Preussisch Eylau era una pequeña ciudad de Prusia Oriental entre lagos helados y llanura abierta. El 8 de febrero de 1807 una tormenta de nieve cegó a los dos ejércitos: el cuerpo de Augereau, marchando a brújula, se desvió y fue destruido a quemarropa por la artillería rusa. Murat salvó la jornada con ochenta escuadrones, la mayor carga de caballería del siglo.
La ciudad se llama hoy Bagrationovsk, por el general ruso Bagratión; es rusa desde 1945 y está en el óblast de Kaliningrado, en la frontera polaca. El paisaje — campos llanos, bosquecillos, estanques — ha cambiado poco, pero nada guía al visitante. Algunos monumentos y una placa conmemorativa recuerdan la batalla; todavía se señala el edificio donde Napoleón habría establecido su puesto de mando.
Al día siguiente el Emperador recorrió el campo cubierto de nieve y de cuerpos.
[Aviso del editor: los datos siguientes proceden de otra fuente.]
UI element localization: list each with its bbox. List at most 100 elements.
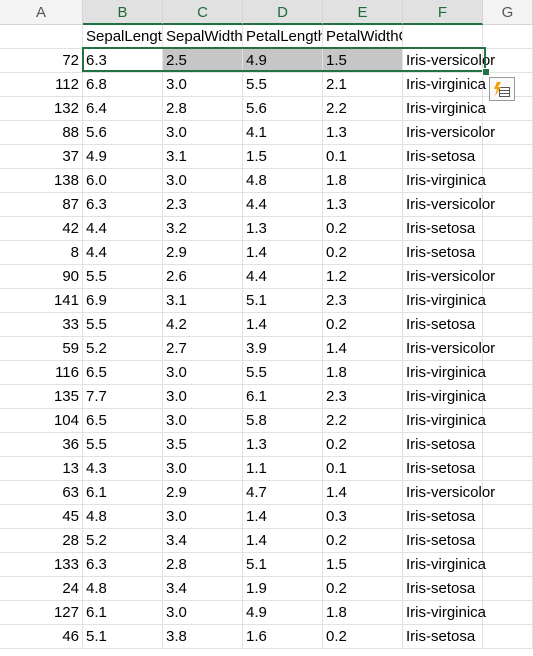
- empty-cell[interactable]: [483, 313, 533, 337]
- data-cell[interactable]: 4.4: [243, 265, 323, 289]
- species-cell[interactable]: Iris-virginica: [403, 97, 486, 121]
- data-cell[interactable]: 1.4: [323, 481, 403, 505]
- species-cell[interactable]: Iris-virginica: [403, 553, 486, 577]
- row-label-cell[interactable]: 36: [0, 433, 83, 457]
- data-cell[interactable]: 0.3: [323, 505, 403, 529]
- row-label-cell[interactable]: 33: [0, 313, 83, 337]
- row-label-cell[interactable]: 24: [0, 577, 83, 601]
- header-cell[interactable]: SepalWidth: [163, 25, 243, 49]
- data-cell[interactable]: 1.1: [243, 457, 323, 481]
- data-cell[interactable]: 5.5: [83, 265, 163, 289]
- data-cell[interactable]: 4.8: [83, 577, 163, 601]
- data-cell[interactable]: 4.3: [83, 457, 163, 481]
- data-cell[interactable]: 6.8: [83, 73, 163, 97]
- data-cell[interactable]: 2.8: [163, 97, 243, 121]
- species-cell[interactable]: Iris-versicolor: [403, 265, 495, 289]
- data-cell[interactable]: 2.8: [163, 553, 243, 577]
- species-cell[interactable]: Iris-versicolor: [403, 481, 495, 505]
- data-cell[interactable]: 3.0: [163, 409, 243, 433]
- data-cell[interactable]: 4.4: [83, 217, 163, 241]
- column-header-f[interactable]: F: [403, 0, 483, 25]
- header-cell[interactable]: [483, 25, 533, 49]
- empty-cell[interactable]: [483, 361, 533, 385]
- data-cell[interactable]: 4.4: [243, 193, 323, 217]
- data-cell[interactable]: 1.2: [323, 265, 403, 289]
- species-cell[interactable]: Iris-setosa: [403, 145, 483, 169]
- data-cell[interactable]: 4.9: [243, 49, 323, 73]
- row-label-cell[interactable]: 112: [0, 73, 83, 97]
- species-cell[interactable]: Iris-setosa: [403, 505, 483, 529]
- data-cell[interactable]: 1.4: [243, 313, 323, 337]
- species-cell[interactable]: Iris-virginica: [403, 385, 486, 409]
- species-cell[interactable]: Iris-setosa: [403, 241, 483, 265]
- data-cell[interactable]: 5.5: [83, 313, 163, 337]
- data-cell[interactable]: 4.9: [243, 601, 323, 625]
- header-cell[interactable]: SepalLength: [83, 25, 163, 49]
- empty-cell[interactable]: [483, 49, 533, 73]
- empty-cell[interactable]: [483, 169, 533, 193]
- data-cell[interactable]: 2.3: [323, 385, 403, 409]
- data-cell[interactable]: 3.9: [243, 337, 323, 361]
- data-cell[interactable]: 5.5: [243, 73, 323, 97]
- data-cell[interactable]: 6.3: [83, 49, 163, 73]
- empty-cell[interactable]: [483, 337, 533, 361]
- row-label-cell[interactable]: 135: [0, 385, 83, 409]
- data-cell[interactable]: 5.8: [243, 409, 323, 433]
- data-cell[interactable]: 6.1: [83, 481, 163, 505]
- empty-cell[interactable]: [483, 409, 533, 433]
- empty-cell[interactable]: [483, 601, 533, 625]
- column-header-c[interactable]: C: [163, 0, 243, 25]
- data-cell[interactable]: 1.3: [323, 193, 403, 217]
- data-cell[interactable]: 1.3: [243, 217, 323, 241]
- row-label-cell[interactable]: [0, 25, 83, 49]
- data-cell[interactable]: 2.9: [163, 241, 243, 265]
- data-cell[interactable]: 2.2: [323, 409, 403, 433]
- empty-cell[interactable]: [483, 625, 533, 649]
- empty-cell[interactable]: [483, 553, 533, 577]
- species-cell[interactable]: Iris-setosa: [403, 625, 483, 649]
- data-cell[interactable]: 5.2: [83, 337, 163, 361]
- data-cell[interactable]: 0.2: [323, 217, 403, 241]
- data-cell[interactable]: 5.1: [243, 289, 323, 313]
- row-label-cell[interactable]: 37: [0, 145, 83, 169]
- data-cell[interactable]: 4.7: [243, 481, 323, 505]
- data-cell[interactable]: 3.0: [163, 73, 243, 97]
- empty-cell[interactable]: [483, 433, 533, 457]
- data-cell[interactable]: 3.8: [163, 625, 243, 649]
- data-cell[interactable]: 0.2: [323, 313, 403, 337]
- row-label-cell[interactable]: 13: [0, 457, 83, 481]
- data-cell[interactable]: 3.2: [163, 217, 243, 241]
- column-header-e[interactable]: E: [323, 0, 403, 25]
- data-cell[interactable]: 4.1: [243, 121, 323, 145]
- data-cell[interactable]: 1.9: [243, 577, 323, 601]
- row-label-cell[interactable]: 63: [0, 481, 83, 505]
- empty-cell[interactable]: [483, 121, 533, 145]
- data-cell[interactable]: 0.2: [323, 241, 403, 265]
- empty-cell[interactable]: [483, 481, 533, 505]
- data-cell[interactable]: 3.0: [163, 505, 243, 529]
- data-cell[interactable]: 3.1: [163, 145, 243, 169]
- species-cell[interactable]: Iris-versicolor: [403, 193, 495, 217]
- data-cell[interactable]: 1.3: [243, 433, 323, 457]
- data-cell[interactable]: 6.1: [243, 385, 323, 409]
- species-cell[interactable]: Iris-setosa: [403, 457, 483, 481]
- data-cell[interactable]: 0.2: [323, 529, 403, 553]
- data-cell[interactable]: 2.3: [323, 289, 403, 313]
- data-cell[interactable]: 6.9: [83, 289, 163, 313]
- data-cell[interactable]: 3.0: [163, 121, 243, 145]
- data-cell[interactable]: 4.8: [243, 169, 323, 193]
- species-cell[interactable]: Iris-setosa: [403, 217, 483, 241]
- fill-handle[interactable]: [482, 68, 490, 76]
- species-cell[interactable]: Iris-virginica: [403, 73, 486, 97]
- species-cell[interactable]: Iris-virginica: [403, 361, 486, 385]
- empty-cell[interactable]: [483, 193, 533, 217]
- data-cell[interactable]: 5.2: [83, 529, 163, 553]
- quick-analysis-button[interactable]: [489, 77, 515, 101]
- data-cell[interactable]: 6.5: [83, 409, 163, 433]
- data-cell[interactable]: 1.4: [243, 529, 323, 553]
- row-label-cell[interactable]: 42: [0, 217, 83, 241]
- data-cell[interactable]: 5.6: [243, 97, 323, 121]
- data-cell[interactable]: 5.5: [243, 361, 323, 385]
- row-label-cell[interactable]: 133: [0, 553, 83, 577]
- data-cell[interactable]: 0.2: [323, 433, 403, 457]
Ningún parte podía presentar aquello como una victoria: los rusos se habían retirado en orden, el ejército francés estaba agotado, las pérdidas eran comparables en ambos bandos. Fue la primera gran carnicería sin resultado del Imperio, y el ejército lo comprendió.
La respuesta vino de la pintura. El gobierno organizó en 1807 un concurso para representar la jornada; Antoine-Jean Gros lo ganó con un lienzo inmenso donde Napoleón, a caballo entre los heridos, alza la mano en un gesto de compasión. No se podía pintar una victoria, así que se pintó a un emperador que sufre — la primera gran mentira visual del régimen, y una de las más bellas.